The main public proponents of this have been on the far right of Israeli politics, such as the Moledet Party, which refuses to recognize Palestinian rights. But in a poll earlier this year, 46 percent of Israelis supported transfer of Palestinians out of the Israeli-occupied West Bank and Gaza Strip, while 31 percent favored transferring Israeli Arabs out of the country.

As Israeli author Tanya Reinhart argues in her new book “Israel/Palestine: How to End the War of 1948,” there has long been planning for “the second half of 1948” by some Israeli politicians, including Prime Minister Ariel Sharon.

The phrase refers to the 750,000 Palestinians who fled or were driven from their homes during the 1948 war, which ended with Israel controlling 78 percent of Palestine that existed under the British Mandate (compared with 56 percent under the U.N. partition plan in 1947). Now some Israelis ponder whether can they take 100 percent.

A military campaign to achieve that had been unthinkable, but many now believe that under the cover of a U.S. war against Iraq, Israeli soldiers would be free to finish the job.

I say “finish,” because a slow ethnic cleansing is already under way, primarily through the systematic destruction of the Palestinian economy; when people cannot make a living, many will leave. A study for the U.S. Agency for International Development released in August showed that one-fifth of Palestinian children were malnourished, due to dramatically lowered Palestinian incomes and disruptions of food distribution because of the tightened Israeli occupation.

Life for Palestinians means constant harassment at checkpoints.

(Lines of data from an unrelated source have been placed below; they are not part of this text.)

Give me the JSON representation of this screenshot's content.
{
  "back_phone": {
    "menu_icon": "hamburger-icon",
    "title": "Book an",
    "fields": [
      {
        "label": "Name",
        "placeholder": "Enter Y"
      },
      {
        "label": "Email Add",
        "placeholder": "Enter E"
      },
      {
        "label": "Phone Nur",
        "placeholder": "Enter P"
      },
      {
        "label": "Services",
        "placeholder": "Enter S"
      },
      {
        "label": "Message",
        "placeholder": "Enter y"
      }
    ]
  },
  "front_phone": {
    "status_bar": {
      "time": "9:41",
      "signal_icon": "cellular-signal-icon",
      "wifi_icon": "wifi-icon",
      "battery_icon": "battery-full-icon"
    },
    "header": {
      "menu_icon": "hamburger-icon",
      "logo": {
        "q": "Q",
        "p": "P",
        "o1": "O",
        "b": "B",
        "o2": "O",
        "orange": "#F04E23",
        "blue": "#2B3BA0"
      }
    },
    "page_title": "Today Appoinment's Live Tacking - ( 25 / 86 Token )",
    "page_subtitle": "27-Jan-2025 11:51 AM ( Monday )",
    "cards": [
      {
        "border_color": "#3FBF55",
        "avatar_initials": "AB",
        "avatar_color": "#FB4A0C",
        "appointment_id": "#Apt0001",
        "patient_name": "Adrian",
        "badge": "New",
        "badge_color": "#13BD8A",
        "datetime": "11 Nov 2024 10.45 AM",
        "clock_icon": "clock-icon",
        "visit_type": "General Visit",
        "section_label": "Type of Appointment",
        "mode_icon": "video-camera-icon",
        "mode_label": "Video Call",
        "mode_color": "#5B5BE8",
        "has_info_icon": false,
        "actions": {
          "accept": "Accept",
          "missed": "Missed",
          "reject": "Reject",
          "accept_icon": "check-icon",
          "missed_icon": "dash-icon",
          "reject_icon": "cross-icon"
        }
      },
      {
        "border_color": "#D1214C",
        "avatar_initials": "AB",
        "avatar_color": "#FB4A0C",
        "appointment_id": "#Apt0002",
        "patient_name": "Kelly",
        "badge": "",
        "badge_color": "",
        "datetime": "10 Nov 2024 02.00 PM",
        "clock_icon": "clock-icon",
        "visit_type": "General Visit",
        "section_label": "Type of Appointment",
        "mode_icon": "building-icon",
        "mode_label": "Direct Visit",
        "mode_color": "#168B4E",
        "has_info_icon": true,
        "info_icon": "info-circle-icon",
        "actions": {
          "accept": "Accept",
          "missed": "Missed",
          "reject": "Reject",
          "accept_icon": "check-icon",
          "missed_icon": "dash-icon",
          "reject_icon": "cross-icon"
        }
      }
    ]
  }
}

Olive trees, central to agriculture there, are bulldozed by Israeli troops who claim they provide cover for snipers. Palestinian homes are demolished, supposedly because Palestinians built on their land without appropriate permits, which Israel will not give them. This fall the residents of the Palestinian village Yanun chose to leave rather than continue to endure the property destruction and assaults from Israeli settlers from nearby Itamar.

As Effi Eitam of the right-wing National Religious Party has put it, if Palestinians find “the situation so hard and so dangerous that they prefer to move to some other part of the world,” well, he will shed no tears.

The plan appears to be working. According to the Jerusalem Post, by August last year about 80,000 Palestinians had left the West Bank and Gaza, a 50 percent increase over last year.

If this ethnic cleansing–either the slow version or expulsion by Israeli soldiers–is successful, another term may come into play: genocide. The crime of genocide is generally associated with mass killing, but international law defines genocide as acts intended “to destroy, in whole or in part, a national, ethnical, racial, or religious group.” One of the five types of acts is “deliberately inflicting on the group conditions of life calculated to bring about its physical destruction in whole or in part.”

Creating conditions “so hard and dangerous” that they drive people off their land is a way to eliminate the Palestinian people. Not all the Palestinians need be killed; once completely dispersed in other countries, they will cease to be a recognizable group that could press a claim to that land.

Is the world ready to accept that kind of genocide as a solution to the conflict?

No doubt the world is not; for years there has been a consensus on a diplomatic settlement that calls on Israel to withdraw from illegally occupied territory in return for peace. The key is whether the United States will allow it.

For years the United States–which supplies Israel with diplomatic support, military assistance, and at least $3 billion a year in economic aid–has backed Israeli power and called it a “peace process.” Unless we demand that our government press for peace rooted in justice, this process will be the end of the Palestinian people.

ROBERT JENSEN, a journalism professor at the University of Texas at Austin, is the author of “Writing Dissent: Taking Radical Ideas from the Margins to the Mainstream.”